Запасы матэ мы расходовали бережно, когда силы покидали, казалось, окончательно, а напиток всегда возвращал нам бодрость, утолял голод и жажду. «Он, как юная индеанка, которая своими нежными пальчиками укладывает тебе на лоб прохладный компресс, – шутил Фернандо. – Но не давайте ему чересчур настояться, а то юная дева превратится в ядовитую, горькую мегеру, которая напялит на вас терновый венец». Не знаю теперь, что имел он в виду – перестоявший матэ или проклятую сельву, которая с каждым днем всё глубже заглатывала нас в свою ядовито-зеленую трясину?..

Он попросил приготовить матэ и своими бледными, изможденными руками достал калебасу из своего рюкзака. Белизна его рук проступала в кромешной темноте ущелья, где отряд стал лагерем. Для всех уже приготовили кофе, и Ньято, посовещавшись с Инти, нашим комиссаром, заварил для него матэ прямо в калебасе. Фернандо не спорил. Видимо, у него совсем не осталось сил.

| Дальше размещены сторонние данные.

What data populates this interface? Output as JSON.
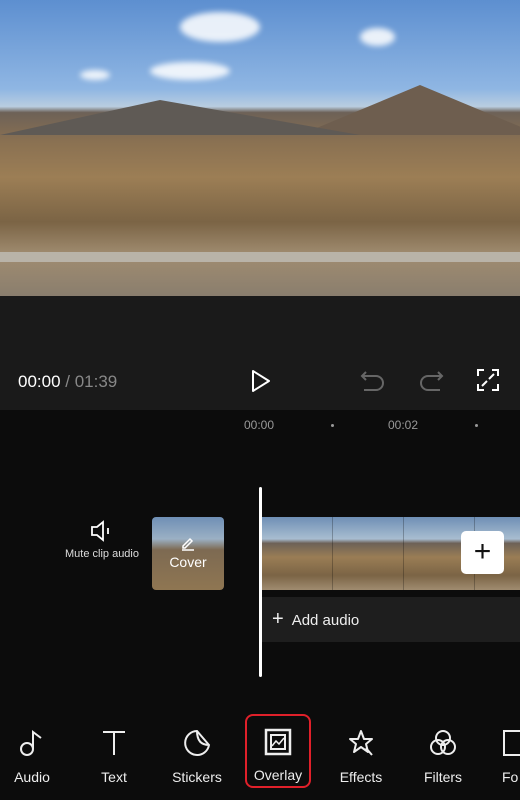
{
  "player": {
    "current_time": "00:00",
    "separator": " / ",
    "total_time": "01:39"
  },
  "timeline": {
    "ticks": [
      "00:00",
      "00:02"
    ],
    "mute_label": "Mute clip audio",
    "cover_label": "Cover",
    "add_audio_label": "Add audio"
  },
  "toolbar": {
    "items": [
      {
        "label": "Audio",
        "icon": "music-note-icon"
      },
      {
        "label": "Text",
        "icon": "text-icon"
      },
      {
        "label": "Stickers",
        "icon": "sticker-icon"
      },
      {
        "label": "Overlay",
        "icon": "overlay-icon",
        "selected": true
      },
      {
        "label": "Effects",
        "icon": "effects-star-icon"
      },
      {
        "label": "Filters",
        "icon": "filters-icon"
      },
      {
        "label": "Fo",
        "icon": "format-icon"
      }
    ]
  },
  "colors": {
    "selected_outline": "#e0202a",
    "background": "#0c0c0c",
    "control_bar": "#1a1a1a"
  }
}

Мы валялись вповалку, недвижно, и все никак не могли отдышаться после штурма адской скалы. Странно… Как мы смогли одолеть это адское препятствие, влезть на нее? Это из-за Фернандо… Помню, как мне хотелось есть и пить, и горели разодранные до крови руки и опухшие ноги. Но жажда, эта страшная, ни на секунду не утихавшая сушь, мучила сильнее боли.

VI

Это был вечер 7 октября, накануне последнего боя… Мы уперлись в отвесную скалу, метров двенадцать высотой, почти не имевшую выступов. Она выросла перед нами, как судьба, безнадежно глухая к мольбам, как отчаяние, тупое, незрячее в своей черноте. Невозможно было удержать руку на ее гладком базальтовом теле, так накалилась на солнце ее поверхность.

Трудно сейчас описать охватившее нас состояние… За нашими спинами, истонченными, стертыми до лопаток и позвоночных столбов хроническим недоеданием и недосыпанием, бесконечными переходами, ремнями рюкзаков и винтовок, пролегли нескончаемые месяцы мук и страданий. Наших товарищей – тридцать смертей – мы оставили там, позади. Но остальное тащили с собой: пустоту одиночества, отсутствие контактов с внешним миром, предательство и недоверие крестьян, голод и жажду, бесконечные километры пути, вырванные с кровью у сельвы, тропы, протоптанные нашими ступнями, помертвевшими от ежесекундной боли и ран, оглашаемые стонами и мольбой, пропитанные потом, кровавым поносом и рвотой…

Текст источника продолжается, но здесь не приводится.